Over the reporting period, the team has made substantial progress across several research lines focused on stroke and brain lesion modelling. Using diffusion MRI data, we demonstrated that stroke lesions induce progressive alterations in structural connectivity, which worsen during recovery, providing critical input for upcoming modelling efforts. A preliminary analysis linked memory performance to EEG and eye movement markers in healthy individuals, setting the stage for translation to patient populations. We also developed a workflow to extract electrophysiological features, such as slow-wave activity, from stroke patients, and advanced our analysis of TMS-EEG responses to understand local and global network reactivity, which will inform ongoing clinical protocols. Behavioural analyses highlighted that motor recovery is tightly linked to initial lesion severity. In parallel, we developed generative whole-brain models that simulate resting-state dynamics based on individual lesion maps. These models successfully predicted functional connectivity patterns and behavioural outcomes, outperforming traditional approaches and providing a mechanistic framework for understanding stroke-induced network reorganization. Furthermore, work on rodent models combined high-resolution imaging, local field potentials, and novel lesion techniques (e.g. thermocoagulation, TBI) to explore common mechanisms of perilesional vulnerability and pathological activity propagation.

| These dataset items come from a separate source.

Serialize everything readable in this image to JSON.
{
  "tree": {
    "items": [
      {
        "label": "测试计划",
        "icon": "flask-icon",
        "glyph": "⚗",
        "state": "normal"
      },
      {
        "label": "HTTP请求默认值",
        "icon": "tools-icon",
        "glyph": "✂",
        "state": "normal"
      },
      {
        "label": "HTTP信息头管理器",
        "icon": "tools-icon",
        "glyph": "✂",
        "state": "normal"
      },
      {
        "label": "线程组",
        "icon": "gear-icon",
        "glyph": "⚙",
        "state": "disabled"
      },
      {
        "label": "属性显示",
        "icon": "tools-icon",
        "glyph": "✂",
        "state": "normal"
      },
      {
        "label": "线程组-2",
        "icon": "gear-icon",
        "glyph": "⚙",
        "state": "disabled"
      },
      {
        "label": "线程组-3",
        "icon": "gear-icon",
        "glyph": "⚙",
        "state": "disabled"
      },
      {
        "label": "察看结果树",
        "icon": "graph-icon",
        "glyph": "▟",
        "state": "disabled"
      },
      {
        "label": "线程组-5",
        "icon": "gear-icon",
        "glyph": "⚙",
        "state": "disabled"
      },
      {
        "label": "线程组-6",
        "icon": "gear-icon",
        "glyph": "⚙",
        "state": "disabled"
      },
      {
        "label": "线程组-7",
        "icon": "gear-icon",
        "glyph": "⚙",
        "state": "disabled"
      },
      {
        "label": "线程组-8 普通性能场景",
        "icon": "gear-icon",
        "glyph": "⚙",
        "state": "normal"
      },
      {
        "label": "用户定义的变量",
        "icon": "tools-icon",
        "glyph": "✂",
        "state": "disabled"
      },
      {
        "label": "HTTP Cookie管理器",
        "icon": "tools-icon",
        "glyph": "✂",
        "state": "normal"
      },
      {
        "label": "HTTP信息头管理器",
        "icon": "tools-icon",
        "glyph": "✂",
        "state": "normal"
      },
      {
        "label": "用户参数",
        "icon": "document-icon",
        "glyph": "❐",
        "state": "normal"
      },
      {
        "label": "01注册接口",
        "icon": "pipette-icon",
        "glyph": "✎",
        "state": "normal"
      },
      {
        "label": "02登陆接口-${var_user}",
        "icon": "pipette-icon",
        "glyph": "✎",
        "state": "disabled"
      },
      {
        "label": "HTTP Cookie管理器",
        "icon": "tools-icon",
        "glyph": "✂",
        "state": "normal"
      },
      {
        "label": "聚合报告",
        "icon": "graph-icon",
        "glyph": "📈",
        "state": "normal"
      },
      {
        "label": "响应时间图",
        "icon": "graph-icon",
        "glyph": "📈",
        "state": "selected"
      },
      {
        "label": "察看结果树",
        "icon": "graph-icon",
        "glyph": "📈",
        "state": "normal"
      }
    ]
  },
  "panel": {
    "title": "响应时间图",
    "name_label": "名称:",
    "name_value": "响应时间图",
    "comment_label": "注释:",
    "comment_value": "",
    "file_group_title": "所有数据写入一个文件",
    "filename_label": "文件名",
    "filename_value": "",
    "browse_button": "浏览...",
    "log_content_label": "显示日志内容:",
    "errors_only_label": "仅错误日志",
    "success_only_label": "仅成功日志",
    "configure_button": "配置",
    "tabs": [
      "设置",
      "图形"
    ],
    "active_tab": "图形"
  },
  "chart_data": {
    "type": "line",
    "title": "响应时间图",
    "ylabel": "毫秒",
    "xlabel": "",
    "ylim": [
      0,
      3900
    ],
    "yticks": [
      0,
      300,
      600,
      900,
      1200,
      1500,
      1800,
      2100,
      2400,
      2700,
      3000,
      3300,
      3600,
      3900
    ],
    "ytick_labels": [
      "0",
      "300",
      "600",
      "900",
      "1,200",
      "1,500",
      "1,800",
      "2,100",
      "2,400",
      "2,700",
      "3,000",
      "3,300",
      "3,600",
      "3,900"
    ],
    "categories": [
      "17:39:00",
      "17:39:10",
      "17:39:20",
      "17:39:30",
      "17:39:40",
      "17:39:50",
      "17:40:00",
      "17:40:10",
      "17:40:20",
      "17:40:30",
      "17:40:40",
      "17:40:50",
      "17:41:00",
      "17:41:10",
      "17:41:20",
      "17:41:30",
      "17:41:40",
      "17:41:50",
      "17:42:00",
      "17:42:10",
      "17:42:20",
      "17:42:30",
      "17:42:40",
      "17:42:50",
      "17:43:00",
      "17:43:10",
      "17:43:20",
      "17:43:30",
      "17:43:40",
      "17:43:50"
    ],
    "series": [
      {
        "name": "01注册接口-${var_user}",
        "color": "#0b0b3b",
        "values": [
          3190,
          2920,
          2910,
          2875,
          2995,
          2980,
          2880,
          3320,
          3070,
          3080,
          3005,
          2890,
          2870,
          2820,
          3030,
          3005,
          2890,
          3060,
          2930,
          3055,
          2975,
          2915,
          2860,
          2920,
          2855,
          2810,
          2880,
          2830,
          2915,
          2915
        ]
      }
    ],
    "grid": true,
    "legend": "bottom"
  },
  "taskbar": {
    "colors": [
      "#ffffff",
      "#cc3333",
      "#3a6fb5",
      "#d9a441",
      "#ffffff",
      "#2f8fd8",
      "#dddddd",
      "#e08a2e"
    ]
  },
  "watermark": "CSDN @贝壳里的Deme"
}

This project decisively goes beyond correlational approaches by introducing generative, patient-specific whole-brain models capable of mechanistically linking structural lesions to emergent pathological dynamics and clinical outcomes. Notably, we introduced novel perturbative metrics, perturbability and perturbability recovery, that provide stronger predictive power for behavioural impairment and recovery than standard connectivity measures. We further demonstrated that network dysconnection (i.e. maladaptive connectivity changes) plays a more critical role than mere disconnection in shaping post-stroke symptoms. At the frontier of consciousness research, our work revealed that violations of the Fluctuation-Dissipation Theorem (FDT), derived from whole-brain simulations, closely track consciousness levels across brain states, aligning with empirical PCI measurements and suggesting a new, non-invasive biomarker for assessing unresponsiveness. The integration of electrophysiology, fMRI, and structural imaging in animal models allowed us to bridge local mechanisms, such as cortical bistability and perilesional slow-wave activity, with whole-brain dynamics. This approach opens the door to cross-species insights and in silico personalized interventions, marking a step change in our ability to simulate, predict, and eventually treat brain dysfunction in stroke and other lesion models.